For the most part, feedback was positive. Almost all the emails and calls I received started like this: “For the most part, I agree with you, but …”
The most frequent comment was that increasing the minimum wage is unlikely to solve the larger wage disparity problem. And there is merit to that argument. As one technology manager pointed out, it's simple economics. Raising wages without raising prices creates unemployment, which exacerbates the problem.
But are we really putting tellers and call center reps in the same category as fast food workers? If your credit union cross-selling skills are on par with the stereotypical drive-thru lane “you want fries with that” pitch, it might explain why you didn't make your growth numbers last year.
I actually received a few McDonald's analogies. One reader pointed out that talent is a huge shortcoming in many credit unions, especially when it comes to frontline employees. Those jobs are kind of like working at Mickey D's, but without the greasy smell.
“Working the drive-up window is not a career,” he said. “The economics of the situation just don't allow for much of a career wage for most.”
That's too bad, because credit unions (and banks and insurance carriers and many other financial services providers) expect frontline employees to deliver products and services while complying with increasingly complex regulations, and do so while achieving sales goals.
Now, as a few commenters pointed out, $13 an hour isn't bad scratch for a part-time employee or someone working a second job. Yes, plenty of frontline employees are part-timers, often college students who are living at home or receiving additional income from financial aid. But aren't they worth more than their fellow students who shuffle off to less demanding jobs that don't even require business casual dress or a background check?
The outlook for frontline employees working full-time and attempting to support families on $13 an hour is a much graver concern. And it was with these folks that almost everyone sympathized.
I was so pleased to hear about the programs some credit unions provide to employees to help them improve their own financial situations while helping members do the same. Tuition reimbursement plans are popular; I recall some co-workers finishing bachelor's degrees and earning MBAs thanks to such a benefit.
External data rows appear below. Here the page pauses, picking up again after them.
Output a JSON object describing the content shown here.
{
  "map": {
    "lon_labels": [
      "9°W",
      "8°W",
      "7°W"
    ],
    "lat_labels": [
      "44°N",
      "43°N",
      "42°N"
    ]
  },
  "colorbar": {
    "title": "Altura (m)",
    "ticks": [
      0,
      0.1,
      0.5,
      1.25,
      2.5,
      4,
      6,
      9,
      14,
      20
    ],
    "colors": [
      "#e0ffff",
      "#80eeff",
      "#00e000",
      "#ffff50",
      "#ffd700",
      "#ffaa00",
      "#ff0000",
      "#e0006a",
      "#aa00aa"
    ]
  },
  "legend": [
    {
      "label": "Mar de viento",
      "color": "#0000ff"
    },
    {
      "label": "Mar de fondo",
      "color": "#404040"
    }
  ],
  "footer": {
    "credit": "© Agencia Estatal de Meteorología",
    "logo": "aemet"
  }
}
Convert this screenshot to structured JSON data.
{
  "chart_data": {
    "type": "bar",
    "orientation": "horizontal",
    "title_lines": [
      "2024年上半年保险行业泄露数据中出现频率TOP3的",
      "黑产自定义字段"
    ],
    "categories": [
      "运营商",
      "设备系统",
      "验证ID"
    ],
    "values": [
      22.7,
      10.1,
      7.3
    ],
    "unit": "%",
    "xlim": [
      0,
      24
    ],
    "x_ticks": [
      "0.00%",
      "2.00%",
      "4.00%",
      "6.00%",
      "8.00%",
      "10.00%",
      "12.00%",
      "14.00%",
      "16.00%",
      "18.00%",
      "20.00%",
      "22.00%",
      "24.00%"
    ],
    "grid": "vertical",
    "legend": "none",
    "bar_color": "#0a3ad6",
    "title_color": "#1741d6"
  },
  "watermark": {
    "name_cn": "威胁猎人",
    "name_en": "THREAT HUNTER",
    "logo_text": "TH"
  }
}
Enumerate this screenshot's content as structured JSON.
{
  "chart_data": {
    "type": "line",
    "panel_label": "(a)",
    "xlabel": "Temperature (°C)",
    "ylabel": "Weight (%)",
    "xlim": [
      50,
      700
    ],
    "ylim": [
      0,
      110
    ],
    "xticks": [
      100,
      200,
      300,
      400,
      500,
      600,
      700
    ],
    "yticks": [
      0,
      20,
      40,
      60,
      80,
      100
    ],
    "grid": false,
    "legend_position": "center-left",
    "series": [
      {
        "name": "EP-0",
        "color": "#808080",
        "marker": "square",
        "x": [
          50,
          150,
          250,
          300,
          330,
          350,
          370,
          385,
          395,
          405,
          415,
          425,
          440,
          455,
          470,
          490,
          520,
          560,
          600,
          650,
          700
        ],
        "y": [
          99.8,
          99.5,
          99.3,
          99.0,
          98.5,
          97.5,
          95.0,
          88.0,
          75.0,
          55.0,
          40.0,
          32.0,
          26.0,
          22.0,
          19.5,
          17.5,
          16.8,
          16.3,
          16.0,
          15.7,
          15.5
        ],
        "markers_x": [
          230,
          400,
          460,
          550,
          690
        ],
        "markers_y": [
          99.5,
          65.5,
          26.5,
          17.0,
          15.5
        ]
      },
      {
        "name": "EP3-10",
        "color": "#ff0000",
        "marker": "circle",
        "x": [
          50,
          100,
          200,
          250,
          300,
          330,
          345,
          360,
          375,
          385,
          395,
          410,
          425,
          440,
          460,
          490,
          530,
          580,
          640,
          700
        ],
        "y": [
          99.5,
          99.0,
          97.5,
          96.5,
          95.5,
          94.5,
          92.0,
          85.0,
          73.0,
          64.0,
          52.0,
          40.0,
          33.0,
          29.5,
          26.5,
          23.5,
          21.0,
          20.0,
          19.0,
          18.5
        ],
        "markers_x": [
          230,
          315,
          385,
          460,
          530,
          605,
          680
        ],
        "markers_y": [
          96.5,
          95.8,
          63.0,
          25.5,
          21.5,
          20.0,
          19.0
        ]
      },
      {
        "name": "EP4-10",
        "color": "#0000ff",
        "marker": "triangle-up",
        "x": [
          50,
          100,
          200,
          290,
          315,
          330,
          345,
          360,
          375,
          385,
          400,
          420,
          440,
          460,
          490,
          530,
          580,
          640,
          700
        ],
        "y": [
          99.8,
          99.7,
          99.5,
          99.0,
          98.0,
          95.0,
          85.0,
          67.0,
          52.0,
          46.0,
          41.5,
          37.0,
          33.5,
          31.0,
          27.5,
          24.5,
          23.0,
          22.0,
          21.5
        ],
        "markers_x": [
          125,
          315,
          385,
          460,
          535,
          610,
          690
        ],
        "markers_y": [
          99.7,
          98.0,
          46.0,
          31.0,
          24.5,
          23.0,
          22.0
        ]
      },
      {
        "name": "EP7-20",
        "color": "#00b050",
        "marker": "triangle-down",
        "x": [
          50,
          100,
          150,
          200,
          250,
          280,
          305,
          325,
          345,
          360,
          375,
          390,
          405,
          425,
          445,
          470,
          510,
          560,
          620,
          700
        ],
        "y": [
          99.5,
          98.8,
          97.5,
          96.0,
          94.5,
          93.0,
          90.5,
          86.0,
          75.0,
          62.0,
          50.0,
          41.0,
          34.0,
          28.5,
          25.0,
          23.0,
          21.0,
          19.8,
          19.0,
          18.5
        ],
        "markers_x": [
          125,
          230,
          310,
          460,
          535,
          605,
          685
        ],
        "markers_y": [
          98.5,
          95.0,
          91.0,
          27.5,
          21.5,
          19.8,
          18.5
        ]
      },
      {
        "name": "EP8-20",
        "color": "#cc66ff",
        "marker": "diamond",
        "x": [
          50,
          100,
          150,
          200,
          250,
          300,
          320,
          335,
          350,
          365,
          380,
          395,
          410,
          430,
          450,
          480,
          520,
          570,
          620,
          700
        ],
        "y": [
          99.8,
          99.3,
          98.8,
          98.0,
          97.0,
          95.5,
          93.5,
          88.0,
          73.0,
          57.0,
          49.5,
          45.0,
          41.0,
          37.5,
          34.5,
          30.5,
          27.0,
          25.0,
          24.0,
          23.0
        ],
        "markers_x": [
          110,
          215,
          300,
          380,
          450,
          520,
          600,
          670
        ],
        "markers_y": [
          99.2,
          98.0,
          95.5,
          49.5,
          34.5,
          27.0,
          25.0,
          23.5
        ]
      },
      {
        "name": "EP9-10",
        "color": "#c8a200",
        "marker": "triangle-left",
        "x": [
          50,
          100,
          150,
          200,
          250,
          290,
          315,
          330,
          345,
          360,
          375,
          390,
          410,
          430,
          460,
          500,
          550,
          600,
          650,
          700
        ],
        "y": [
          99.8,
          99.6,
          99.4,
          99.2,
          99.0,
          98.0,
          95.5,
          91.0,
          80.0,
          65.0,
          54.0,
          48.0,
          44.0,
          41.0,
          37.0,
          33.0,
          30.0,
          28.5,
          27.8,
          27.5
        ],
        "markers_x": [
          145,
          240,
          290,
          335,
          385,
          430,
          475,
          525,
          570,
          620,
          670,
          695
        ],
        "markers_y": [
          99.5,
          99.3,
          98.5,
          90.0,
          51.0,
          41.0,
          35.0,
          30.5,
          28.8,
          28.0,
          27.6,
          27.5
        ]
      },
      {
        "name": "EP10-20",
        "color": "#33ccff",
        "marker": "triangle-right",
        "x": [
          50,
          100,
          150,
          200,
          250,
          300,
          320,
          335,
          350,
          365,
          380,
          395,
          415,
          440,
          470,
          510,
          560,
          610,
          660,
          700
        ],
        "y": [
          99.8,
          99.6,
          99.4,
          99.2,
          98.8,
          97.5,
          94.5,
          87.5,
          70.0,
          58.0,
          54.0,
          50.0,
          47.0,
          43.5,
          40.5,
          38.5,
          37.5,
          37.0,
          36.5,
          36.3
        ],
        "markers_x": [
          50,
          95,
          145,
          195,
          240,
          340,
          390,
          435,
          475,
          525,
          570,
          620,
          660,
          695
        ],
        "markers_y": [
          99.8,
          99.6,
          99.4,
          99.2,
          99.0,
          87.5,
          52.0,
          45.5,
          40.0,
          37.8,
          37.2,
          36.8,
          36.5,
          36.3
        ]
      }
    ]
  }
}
As one reader pointed out, a couple of basis points, waived fees and shared organizational expertise subtract little from the bottom line and reap larger dividends in the long term.
There is another thing credit unions can do.
Just increase the ding dang wages.
But only if your call center employees produce enough revenue to justify it.
At $13 an hour with another 20% added on for benefits, payroll taxes and other expenses, the average call center rep costs about $32,500 annually. Add on another 20% to maintain an 80% efficiency ratio, and you’re looking at $40,600.
Now, let's assume this call center employee is trained to cross sell auto loans, take applications over the phone and give some basic loan approvals. Maybe the employee even does some loan processing.
Let's assume the average auto loan earns a spread of 1.25%, which includes cost of funds, loan loss reserves and other variable underwriting expenses.
At a 1.25% spread, the call center rep would need to book $3.25 million in new average outstanding loan balances annually to break even on his or her employment expenses. That breaks down to about $25,000 per day.
I don't know how busy your call center is, but $25,000 per day might be a stretch, especially at credit unions with low loan demand.
Double that call center wage to $26 an hour, where an employee could start qualifying for products like a mortgage loan, and you’re looking at a daily goal of $50,000.
If your call center reps book $50,000 in new loans every day for just $13 an hour, it's time to give them a raise.
If they book less than $25,000 a day, you should probably consider restructuring your operations. Forget about the call center; you might soon find yourself in the unemployment line.